Para ela, a saída do Mato Grosso da Amazônia Legal é muito preocupante, porque a região tem muitas particularidades e pode causar a desvalorização da biodiversidade.

“Uma das coisas importantes que está justificando esses projetos de saída do Mato Grosso é para facilitar o recebimento de recursos que estão muito ligados a degradação da própria Amazônia. Então para o agronegócio, para a agropecuária extensiva ou para desmatamento, é uma das coisas que a gente tem que refletir se realmente é isso que é importante. São os recursos do agronegócio ou valorizar toda a biodiversidade dessa região e até usar isso para obter recursos”. 

afirma Cristiana.

A especialista em malária, também lembra que o ecoturismo tem crescido e atraído mais visitantes para a região. “É uma coisa que ‘tá’ crescendo muito, então, na região do norte do Mato Grosso, onde eu estive, em Sinop, tem um potencial de ecoturismo muito grande, tem um parque urbano maravilhoso. Essas coisas precisam ser valorizadas, utilizar os recursos da região de uma forma sustentável e com participação das populações, inclusive populações indígenas que tem ali ao redor. Acho que isso vale muito mais que as justificativas de saída do Mato Grosso da Amazônia Legal para receber recursos para agronegócio”, defende.

Impacto na Saúde

A pesquisadora afirma ainda que a retirada do Estado pode contribuir para o aumento de doenças endêmicas.

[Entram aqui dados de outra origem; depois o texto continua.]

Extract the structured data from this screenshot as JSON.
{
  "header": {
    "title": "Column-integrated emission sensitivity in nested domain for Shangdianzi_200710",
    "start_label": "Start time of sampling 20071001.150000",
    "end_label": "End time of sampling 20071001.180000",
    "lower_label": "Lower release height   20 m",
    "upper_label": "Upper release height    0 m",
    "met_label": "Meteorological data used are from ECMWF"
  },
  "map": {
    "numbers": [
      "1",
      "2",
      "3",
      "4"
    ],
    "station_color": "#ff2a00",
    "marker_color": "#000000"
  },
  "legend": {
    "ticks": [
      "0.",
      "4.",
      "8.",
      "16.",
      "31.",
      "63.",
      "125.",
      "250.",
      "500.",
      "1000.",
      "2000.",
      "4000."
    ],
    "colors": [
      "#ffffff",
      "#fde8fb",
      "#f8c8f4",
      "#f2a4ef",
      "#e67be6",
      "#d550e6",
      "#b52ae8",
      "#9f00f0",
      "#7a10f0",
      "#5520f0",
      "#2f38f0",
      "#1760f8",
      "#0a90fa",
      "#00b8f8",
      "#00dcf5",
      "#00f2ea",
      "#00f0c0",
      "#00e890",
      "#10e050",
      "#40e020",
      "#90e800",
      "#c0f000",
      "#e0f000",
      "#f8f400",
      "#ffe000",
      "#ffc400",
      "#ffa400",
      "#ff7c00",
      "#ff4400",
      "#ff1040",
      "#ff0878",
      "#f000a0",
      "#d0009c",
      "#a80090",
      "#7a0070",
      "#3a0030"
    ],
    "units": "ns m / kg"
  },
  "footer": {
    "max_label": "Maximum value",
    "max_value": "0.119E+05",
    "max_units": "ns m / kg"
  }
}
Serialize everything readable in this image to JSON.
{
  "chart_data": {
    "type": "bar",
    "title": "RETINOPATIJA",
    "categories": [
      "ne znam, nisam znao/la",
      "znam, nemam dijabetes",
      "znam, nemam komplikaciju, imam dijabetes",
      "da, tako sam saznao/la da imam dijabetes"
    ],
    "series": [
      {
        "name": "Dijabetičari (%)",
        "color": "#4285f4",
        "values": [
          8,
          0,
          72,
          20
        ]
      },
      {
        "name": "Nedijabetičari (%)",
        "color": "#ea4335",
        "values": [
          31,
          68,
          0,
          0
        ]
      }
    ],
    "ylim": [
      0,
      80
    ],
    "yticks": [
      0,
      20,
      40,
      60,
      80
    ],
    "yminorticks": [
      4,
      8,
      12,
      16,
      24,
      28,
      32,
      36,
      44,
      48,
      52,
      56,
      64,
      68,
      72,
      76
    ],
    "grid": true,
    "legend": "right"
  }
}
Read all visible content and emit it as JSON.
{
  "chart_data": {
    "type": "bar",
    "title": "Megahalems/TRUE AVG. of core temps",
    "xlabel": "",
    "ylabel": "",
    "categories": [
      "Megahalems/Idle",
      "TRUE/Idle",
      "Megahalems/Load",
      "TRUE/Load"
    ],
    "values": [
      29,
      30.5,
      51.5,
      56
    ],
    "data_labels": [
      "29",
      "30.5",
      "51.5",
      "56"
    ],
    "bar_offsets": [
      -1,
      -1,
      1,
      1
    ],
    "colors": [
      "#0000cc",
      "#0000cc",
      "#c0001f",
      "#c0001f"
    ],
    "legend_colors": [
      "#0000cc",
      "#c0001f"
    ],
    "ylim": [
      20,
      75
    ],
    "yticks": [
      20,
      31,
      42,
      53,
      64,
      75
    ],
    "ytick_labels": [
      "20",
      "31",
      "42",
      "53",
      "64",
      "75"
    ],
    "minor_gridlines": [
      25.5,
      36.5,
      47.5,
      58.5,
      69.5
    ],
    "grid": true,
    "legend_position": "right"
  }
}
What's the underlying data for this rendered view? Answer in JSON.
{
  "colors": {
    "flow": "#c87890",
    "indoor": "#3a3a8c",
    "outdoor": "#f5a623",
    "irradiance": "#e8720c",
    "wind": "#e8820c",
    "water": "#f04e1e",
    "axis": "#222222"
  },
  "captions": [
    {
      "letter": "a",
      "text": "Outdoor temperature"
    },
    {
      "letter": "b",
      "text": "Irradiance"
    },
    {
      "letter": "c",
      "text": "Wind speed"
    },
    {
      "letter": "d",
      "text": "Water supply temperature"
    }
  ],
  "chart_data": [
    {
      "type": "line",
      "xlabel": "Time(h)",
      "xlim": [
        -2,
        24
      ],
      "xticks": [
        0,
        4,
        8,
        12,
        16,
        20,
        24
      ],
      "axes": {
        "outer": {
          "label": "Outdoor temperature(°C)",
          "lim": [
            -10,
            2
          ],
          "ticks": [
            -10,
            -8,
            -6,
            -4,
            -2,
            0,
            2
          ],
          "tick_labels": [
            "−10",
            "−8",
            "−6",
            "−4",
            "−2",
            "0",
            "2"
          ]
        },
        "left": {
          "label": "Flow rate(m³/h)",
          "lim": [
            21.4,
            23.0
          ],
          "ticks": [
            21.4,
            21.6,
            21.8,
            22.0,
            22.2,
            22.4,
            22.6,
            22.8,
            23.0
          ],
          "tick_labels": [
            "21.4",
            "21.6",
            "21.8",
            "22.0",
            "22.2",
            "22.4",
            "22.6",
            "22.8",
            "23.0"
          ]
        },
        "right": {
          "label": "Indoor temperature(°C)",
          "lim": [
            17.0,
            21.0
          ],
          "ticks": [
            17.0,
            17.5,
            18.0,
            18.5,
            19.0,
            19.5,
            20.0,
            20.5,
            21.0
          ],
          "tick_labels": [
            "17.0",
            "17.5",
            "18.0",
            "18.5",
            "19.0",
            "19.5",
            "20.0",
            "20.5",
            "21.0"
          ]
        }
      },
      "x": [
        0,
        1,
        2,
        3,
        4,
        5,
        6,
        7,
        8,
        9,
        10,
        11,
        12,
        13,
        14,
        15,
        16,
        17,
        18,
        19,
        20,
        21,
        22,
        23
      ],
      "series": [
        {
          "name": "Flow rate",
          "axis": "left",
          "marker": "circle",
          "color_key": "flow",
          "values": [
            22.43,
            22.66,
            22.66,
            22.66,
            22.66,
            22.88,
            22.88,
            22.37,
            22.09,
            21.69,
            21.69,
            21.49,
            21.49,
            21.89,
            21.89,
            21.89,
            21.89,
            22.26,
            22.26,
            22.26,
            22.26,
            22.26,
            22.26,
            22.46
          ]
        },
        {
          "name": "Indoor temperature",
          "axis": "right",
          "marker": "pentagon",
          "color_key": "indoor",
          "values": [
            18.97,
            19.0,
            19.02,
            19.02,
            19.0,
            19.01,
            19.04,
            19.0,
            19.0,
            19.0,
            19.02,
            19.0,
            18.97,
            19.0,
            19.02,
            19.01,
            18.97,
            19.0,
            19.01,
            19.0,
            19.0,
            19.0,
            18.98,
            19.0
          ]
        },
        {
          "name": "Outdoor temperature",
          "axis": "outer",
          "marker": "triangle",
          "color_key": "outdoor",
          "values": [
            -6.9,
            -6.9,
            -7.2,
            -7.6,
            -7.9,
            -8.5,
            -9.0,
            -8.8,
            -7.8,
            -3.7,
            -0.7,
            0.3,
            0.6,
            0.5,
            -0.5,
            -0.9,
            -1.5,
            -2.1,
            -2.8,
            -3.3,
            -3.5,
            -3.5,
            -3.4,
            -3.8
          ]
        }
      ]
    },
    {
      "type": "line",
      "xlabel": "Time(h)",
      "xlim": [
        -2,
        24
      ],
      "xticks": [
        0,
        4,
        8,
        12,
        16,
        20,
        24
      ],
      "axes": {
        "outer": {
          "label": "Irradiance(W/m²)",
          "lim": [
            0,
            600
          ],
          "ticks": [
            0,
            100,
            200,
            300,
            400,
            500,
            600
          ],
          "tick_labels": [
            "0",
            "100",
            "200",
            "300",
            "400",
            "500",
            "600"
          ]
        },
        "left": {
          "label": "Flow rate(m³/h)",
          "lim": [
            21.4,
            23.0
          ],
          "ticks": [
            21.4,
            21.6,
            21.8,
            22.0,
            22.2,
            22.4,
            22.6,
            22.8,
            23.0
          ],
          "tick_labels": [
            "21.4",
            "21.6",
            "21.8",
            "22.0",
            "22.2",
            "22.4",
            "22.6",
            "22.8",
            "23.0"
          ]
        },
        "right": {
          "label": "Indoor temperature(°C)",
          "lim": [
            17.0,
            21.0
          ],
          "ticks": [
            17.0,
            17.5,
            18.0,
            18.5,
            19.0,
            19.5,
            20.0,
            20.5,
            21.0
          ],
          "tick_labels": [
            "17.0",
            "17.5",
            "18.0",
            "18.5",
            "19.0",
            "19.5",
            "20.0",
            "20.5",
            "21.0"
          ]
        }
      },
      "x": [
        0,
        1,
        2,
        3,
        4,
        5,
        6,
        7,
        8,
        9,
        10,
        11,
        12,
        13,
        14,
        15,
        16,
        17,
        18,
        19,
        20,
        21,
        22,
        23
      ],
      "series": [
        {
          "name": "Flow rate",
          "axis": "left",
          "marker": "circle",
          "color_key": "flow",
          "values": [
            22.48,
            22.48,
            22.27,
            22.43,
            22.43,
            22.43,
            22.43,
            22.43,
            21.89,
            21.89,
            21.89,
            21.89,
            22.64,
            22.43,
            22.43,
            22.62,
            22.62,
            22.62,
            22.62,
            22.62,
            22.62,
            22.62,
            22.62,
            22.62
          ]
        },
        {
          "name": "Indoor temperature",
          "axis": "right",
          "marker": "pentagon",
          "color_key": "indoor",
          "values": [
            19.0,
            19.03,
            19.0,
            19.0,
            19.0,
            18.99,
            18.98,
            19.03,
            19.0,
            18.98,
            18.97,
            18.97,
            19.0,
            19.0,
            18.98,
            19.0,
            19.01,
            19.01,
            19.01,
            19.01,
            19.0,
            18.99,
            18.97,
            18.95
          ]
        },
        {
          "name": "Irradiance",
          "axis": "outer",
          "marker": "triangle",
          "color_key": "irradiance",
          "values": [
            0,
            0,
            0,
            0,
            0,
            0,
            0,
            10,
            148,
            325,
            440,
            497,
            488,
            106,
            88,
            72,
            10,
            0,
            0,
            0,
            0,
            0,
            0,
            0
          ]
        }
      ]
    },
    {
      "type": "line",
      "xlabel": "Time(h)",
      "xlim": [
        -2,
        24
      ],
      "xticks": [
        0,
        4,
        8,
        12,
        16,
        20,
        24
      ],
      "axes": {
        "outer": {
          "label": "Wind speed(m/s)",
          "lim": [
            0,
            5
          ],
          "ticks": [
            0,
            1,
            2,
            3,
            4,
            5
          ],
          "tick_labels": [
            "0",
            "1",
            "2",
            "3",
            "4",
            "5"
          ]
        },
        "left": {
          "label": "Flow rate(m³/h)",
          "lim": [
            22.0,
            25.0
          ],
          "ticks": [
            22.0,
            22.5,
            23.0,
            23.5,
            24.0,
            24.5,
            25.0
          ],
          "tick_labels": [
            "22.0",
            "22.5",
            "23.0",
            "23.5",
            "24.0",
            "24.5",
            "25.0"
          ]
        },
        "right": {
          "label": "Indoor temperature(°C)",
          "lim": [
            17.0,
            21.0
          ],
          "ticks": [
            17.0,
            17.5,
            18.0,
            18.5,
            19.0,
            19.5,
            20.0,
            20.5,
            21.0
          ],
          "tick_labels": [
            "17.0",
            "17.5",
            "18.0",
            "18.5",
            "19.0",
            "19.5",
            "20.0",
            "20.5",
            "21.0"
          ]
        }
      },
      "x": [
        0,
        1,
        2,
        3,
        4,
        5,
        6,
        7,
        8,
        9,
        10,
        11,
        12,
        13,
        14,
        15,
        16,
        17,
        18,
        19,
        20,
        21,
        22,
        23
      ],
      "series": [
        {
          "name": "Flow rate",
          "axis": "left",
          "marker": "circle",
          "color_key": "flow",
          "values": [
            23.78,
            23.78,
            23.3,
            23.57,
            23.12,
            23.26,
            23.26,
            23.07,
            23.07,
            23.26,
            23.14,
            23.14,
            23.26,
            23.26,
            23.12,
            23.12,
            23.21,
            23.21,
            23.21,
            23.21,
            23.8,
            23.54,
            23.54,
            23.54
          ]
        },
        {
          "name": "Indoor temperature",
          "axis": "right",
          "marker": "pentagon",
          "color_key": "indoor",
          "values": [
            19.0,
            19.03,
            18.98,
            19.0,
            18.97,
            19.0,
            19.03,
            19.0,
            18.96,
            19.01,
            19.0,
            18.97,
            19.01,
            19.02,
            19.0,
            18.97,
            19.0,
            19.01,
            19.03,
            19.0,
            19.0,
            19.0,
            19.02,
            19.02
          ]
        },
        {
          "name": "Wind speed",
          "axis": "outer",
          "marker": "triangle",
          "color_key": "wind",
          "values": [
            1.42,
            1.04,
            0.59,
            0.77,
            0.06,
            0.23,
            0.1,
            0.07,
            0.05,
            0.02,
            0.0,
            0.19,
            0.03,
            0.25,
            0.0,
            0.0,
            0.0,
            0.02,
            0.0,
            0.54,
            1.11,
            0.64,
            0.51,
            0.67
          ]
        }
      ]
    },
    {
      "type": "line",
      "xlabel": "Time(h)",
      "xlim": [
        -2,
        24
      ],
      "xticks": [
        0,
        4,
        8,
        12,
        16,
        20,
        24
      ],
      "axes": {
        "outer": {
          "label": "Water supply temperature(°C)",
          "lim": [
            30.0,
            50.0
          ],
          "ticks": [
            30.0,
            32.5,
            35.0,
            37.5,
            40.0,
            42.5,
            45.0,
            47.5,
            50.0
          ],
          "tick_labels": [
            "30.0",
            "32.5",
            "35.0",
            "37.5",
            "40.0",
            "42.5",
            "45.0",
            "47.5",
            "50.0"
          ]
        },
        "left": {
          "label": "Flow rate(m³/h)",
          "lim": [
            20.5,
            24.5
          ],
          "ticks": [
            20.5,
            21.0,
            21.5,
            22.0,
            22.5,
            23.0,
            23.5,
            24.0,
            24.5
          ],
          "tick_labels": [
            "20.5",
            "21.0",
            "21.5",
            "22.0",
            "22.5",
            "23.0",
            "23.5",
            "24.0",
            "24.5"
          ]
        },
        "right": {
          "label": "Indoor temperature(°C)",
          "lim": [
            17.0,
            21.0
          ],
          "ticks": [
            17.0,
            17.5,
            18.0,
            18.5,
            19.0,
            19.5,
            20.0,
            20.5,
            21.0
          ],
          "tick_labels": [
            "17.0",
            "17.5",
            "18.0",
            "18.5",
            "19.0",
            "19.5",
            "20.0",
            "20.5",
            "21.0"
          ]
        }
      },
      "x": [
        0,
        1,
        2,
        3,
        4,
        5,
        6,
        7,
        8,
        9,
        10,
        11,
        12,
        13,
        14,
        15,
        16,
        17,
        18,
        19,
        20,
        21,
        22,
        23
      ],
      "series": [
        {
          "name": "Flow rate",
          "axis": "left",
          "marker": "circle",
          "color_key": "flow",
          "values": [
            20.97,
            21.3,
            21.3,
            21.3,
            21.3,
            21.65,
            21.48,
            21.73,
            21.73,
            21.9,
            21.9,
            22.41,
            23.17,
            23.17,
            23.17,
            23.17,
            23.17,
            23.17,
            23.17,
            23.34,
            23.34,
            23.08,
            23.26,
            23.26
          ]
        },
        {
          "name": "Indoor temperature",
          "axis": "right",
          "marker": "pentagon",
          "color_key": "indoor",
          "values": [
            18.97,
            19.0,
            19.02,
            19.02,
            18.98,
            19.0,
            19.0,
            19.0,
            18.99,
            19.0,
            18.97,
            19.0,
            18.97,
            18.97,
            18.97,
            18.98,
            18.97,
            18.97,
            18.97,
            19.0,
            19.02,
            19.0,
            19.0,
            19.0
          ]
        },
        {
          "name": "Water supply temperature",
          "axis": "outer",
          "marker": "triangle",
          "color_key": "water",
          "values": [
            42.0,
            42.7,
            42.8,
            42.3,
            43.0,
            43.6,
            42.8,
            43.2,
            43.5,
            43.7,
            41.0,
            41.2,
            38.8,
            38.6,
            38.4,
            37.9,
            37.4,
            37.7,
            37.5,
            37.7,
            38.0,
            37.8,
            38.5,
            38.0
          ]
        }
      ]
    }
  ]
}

“Em relação a área da saúde, o que podemos considerar é que os Estados que constituem a floresta amazônica possuem as suas particularidades, então tem algumas doenças que são consideradas endêmicas na região da Amazônia Legal. Entre elas, pode ser citada a malária, e por isso, ela tem um olhar das autoridades por seu tratamento com uma importância muito maior, pois o maior número de casos está concentrado nesta região”, destaca a especialista em malária.

“A partir do momento que a malária não é valorizada como uma doença típica daquela região, o controle da doença vai diminuir e é muito grave, porque, na região extra-amazônica, a letalidade por malária é muito maior, porque você tem uma diversidade de doenças muito maior, como dengue, por exemplo, que são mais frequentes e, com isso, os médicos não tem o que a gente chama de suspeita clínica. Se um paciente chega com febre, por exemplo, e ele está em uma região fora da Amazônia, não vai se pensar imediatamente em malária, com isso o diagnóstico será atrasado e pode aumentar a chance de ficar mais grave”,

explica Cristiana.

E como o Projeto de Lei está agora?

De acordo com a Câmara dos Deputados, o projeto será analisado, em caráter conclusivo, pelas comissões de Meio Ambiente e Desenvolvimento Sustentável; de Integração Nacional, Desenvolvimento Regional e da Amazônia; e de Constituição e Justiça e de Cidadania. 

O projeto foi apresentado em fevereiro, mas está parado desde maio. Segundo o site da Câmara, a situação está aguardando o parecer do relator na Comissão de Meio Ambiente e Desenvolvimento Sustentável.